The proof is somewhat complicated, but
nets and filters were avoided, as requested.
Please let me know if you have questions or found mistakes.
Let $K$ denote the compact set.
We will proceed in two steps.
Step 1:
Let $y\in f(K)$ be given.
We will show that there exists open sets $U,V$ with
$K\subset V\subset X$, $y\in U\subset Y$
such that
$$
\forall v,w\in V:
v=w \lor f(v)\neq f(w)\lor f(v)\not\in U
$$
holds.
proof:
For each point $x\in K$, we consider open neighboorhoods
$V_x$ of $x$ and $U_x$ of $y$ such that
$f$ is injective on $V_x$ and
$$
f^{-1}(U_{x}) \cap V_{x}=\emptyset
\qquad\text{if}\;f(x)\neq y.
$$
This is possible because we can separate $f(x)$ and $y$ if they are different.

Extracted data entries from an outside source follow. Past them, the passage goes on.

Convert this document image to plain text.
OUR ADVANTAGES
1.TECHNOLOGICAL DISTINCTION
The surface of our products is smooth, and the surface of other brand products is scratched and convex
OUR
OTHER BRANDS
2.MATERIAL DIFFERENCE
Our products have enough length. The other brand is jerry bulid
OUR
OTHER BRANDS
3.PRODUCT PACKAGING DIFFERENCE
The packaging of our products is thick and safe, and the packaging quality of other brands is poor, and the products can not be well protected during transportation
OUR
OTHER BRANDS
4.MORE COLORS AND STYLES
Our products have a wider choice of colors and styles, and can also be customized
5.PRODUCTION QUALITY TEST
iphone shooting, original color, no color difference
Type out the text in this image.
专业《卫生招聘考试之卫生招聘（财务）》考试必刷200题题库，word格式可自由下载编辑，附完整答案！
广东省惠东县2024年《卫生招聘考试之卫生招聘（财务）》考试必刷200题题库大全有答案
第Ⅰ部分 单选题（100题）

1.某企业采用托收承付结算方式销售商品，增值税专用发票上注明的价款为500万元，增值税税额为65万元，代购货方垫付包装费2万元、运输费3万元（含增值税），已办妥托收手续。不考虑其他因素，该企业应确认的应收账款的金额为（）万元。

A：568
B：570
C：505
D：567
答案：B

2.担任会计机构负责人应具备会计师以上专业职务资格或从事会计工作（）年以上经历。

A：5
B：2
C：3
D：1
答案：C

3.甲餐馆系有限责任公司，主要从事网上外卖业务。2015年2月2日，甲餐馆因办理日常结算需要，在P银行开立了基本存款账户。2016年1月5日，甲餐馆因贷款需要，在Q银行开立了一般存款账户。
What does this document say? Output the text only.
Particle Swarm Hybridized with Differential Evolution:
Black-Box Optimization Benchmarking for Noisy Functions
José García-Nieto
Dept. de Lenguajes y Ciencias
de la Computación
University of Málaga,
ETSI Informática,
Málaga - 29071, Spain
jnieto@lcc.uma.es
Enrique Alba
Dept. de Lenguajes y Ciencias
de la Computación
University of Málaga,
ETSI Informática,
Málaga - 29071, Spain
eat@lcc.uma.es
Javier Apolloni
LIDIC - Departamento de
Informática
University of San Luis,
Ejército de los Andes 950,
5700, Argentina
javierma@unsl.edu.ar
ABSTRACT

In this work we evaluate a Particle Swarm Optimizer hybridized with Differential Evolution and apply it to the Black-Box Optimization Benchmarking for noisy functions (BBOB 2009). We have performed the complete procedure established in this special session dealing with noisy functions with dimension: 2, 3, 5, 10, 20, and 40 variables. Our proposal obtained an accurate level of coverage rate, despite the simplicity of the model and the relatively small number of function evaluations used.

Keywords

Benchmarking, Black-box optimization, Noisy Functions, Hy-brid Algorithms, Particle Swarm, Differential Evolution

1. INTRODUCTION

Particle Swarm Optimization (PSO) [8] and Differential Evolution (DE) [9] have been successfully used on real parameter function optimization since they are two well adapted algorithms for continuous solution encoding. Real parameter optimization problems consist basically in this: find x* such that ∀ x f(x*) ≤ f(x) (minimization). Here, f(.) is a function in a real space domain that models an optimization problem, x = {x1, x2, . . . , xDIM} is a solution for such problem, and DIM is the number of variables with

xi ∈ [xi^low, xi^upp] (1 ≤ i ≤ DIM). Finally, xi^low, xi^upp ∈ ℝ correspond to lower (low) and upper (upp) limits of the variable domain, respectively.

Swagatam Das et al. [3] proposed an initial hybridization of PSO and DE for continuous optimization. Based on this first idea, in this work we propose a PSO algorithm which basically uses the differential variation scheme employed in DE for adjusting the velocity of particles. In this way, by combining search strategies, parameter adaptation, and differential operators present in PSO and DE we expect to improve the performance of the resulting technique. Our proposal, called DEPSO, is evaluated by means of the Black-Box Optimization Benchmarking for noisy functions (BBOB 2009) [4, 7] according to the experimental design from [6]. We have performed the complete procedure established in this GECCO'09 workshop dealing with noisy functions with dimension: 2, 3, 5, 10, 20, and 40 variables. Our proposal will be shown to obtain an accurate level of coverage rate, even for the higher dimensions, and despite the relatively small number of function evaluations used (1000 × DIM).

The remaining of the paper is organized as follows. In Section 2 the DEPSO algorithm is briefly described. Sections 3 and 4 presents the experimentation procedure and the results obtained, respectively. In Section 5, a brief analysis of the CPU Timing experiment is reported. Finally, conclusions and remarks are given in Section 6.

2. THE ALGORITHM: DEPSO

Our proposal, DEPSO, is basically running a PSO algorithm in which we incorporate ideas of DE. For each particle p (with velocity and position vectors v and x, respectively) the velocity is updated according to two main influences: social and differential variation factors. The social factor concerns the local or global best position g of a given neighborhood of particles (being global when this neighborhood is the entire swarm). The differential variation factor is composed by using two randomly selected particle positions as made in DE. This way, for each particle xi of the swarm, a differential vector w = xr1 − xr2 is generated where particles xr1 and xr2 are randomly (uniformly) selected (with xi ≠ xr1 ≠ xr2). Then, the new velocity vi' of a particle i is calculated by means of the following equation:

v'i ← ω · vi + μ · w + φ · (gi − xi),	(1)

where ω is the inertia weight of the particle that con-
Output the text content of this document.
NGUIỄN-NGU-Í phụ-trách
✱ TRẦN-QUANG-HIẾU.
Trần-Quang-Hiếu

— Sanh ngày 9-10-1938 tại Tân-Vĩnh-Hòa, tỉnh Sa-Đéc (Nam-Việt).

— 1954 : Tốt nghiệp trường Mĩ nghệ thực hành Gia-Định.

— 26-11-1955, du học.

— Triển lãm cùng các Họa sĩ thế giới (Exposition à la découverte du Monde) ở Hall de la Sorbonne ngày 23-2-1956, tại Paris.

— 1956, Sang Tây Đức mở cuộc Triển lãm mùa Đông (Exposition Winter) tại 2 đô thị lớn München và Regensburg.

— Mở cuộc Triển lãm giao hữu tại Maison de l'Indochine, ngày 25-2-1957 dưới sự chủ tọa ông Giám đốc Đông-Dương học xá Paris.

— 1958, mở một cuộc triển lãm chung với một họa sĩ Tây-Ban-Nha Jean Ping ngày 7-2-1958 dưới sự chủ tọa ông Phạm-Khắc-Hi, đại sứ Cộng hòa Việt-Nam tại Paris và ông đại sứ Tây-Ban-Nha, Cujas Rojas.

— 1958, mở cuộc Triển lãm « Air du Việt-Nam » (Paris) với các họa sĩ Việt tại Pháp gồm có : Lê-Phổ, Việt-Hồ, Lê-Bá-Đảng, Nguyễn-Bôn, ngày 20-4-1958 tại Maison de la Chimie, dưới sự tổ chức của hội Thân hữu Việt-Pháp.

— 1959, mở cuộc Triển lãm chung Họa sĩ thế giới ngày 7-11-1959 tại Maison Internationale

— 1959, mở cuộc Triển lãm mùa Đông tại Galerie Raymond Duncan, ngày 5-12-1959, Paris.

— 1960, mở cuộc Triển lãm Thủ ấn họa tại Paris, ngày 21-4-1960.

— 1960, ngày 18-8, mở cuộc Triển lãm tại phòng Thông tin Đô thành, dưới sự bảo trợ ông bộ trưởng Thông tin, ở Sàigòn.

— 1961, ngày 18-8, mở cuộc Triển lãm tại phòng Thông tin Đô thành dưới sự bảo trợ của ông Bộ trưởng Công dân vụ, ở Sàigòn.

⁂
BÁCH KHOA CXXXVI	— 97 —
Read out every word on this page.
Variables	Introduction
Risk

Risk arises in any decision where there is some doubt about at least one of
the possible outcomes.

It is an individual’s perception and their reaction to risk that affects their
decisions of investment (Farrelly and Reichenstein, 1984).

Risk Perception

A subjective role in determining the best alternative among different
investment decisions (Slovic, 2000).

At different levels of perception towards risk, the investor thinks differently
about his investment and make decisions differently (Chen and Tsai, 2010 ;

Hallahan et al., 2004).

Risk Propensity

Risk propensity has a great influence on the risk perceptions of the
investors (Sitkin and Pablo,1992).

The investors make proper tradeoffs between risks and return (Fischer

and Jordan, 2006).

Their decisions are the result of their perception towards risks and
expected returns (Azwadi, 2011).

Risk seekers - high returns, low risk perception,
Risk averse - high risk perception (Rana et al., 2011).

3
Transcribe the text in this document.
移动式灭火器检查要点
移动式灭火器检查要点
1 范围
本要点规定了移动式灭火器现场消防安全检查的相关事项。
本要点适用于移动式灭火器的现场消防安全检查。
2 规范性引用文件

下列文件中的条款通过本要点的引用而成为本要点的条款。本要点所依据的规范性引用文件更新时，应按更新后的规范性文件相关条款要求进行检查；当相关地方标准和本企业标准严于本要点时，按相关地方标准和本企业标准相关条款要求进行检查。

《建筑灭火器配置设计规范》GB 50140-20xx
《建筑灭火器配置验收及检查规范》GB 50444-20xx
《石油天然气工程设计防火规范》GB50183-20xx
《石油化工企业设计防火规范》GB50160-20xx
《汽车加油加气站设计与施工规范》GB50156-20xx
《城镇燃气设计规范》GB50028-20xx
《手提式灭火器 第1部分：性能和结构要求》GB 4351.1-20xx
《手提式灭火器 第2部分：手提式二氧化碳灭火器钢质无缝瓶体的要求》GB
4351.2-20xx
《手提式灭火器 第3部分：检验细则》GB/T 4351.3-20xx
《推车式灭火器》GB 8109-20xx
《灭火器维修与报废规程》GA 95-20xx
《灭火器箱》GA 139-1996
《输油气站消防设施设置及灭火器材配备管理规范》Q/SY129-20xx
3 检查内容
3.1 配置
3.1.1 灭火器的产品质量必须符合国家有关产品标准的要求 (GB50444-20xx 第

Clearly, the sets $V_{x}$ cover the compact set $K$
and therefore we can extract a finite subcover, i.e.
there exists $n\in\Bbb N$, $x_1,\ldots x_n\in K$ such that
$$
K\subset \bigcup_{i=1}^n V_{x_i}.
$$
Now we define
$$
V:=\bigcup_{i=1}^n V_{x_i},
\qquad
U:=\bigcap_{i=1}^n U_{x_i}.
$$
Let us verify that $V,U$ have the desired properties.
Clearly, $V$ is an open neighboorhood of $K$ and $U$ is an open neighboorhood of $y$.
Let $v,w\in V$ be given with $f(v)\in U$ and $f(w)=f(v)$.
Then we have $v\in V_{x_i}$, $w\in V_{x_j}$ for suitable $i,j$.
Note that $v\in f^{-1}(U_{x_i})\cap V_{x_i}$ and $w\in f^{-1}(U_{x_j})\cap V_{x_j}$
hold.
From the definition of these neighboorhoods it follows that
$f(x_i)=y$ and $f(x_j)=y$ holds.
Since $f$ is injective on $K$, this implies $x_i=x_j$.
Because $f$ is also injective on $V_{x_i}=V_{x_j}$,
this implies $v=w$.
In summary, we have
$ v=w \lor f(v)\neq f(w)\lor f(v)\not\in U$
and therefore $U$,$V$ have the desired properties.
Step 2:
For each $y\in f(K)$, let $U_y\subset Y$, $V_y\subset X$ denote the neighboorhoods
$U$, $V$ from step 1.
Clearly, the sets $U_{y}$ cover the compact set $f(K)$
and therefore we can extract a finite subcover, i.e.
there exists $n\in\Bbb N$, $y_1,\ldots y_n\in f(K)$ such that
$$
f(K)\subset \bigcup_{i=1}^n U_{x_i}.
$$
Now we define
$$
V:=\bigcap_{i=1}^n V_{y_i},
\qquad
U:=\bigcup_{i=1}^n U_{y_i}.
$$
Clearly, $V$ is an open neighboorhood of $K$ and $U$ is an open neighboorhood of $f(K)$.
We claim that $f$ is injective on the open set $V\cap f^{-1}(U)$.
Let $v,w\in V\cap f^{-1}(U)$ be given with $f(v)=f(w)$.
We have $f(v)=f(w)\in U_{y_i}$ and $v,w\in V_{y_i}$ for a suitable $i$.
Recall that, by step 1, we have
$ v=w \lor f(v)\neq f(w)\lor f(v)\not\in U_{y_i} $.
This implies $v=w$, which concludes the proof that
$f$ is injective on $V\cap f^{-1}(U)$.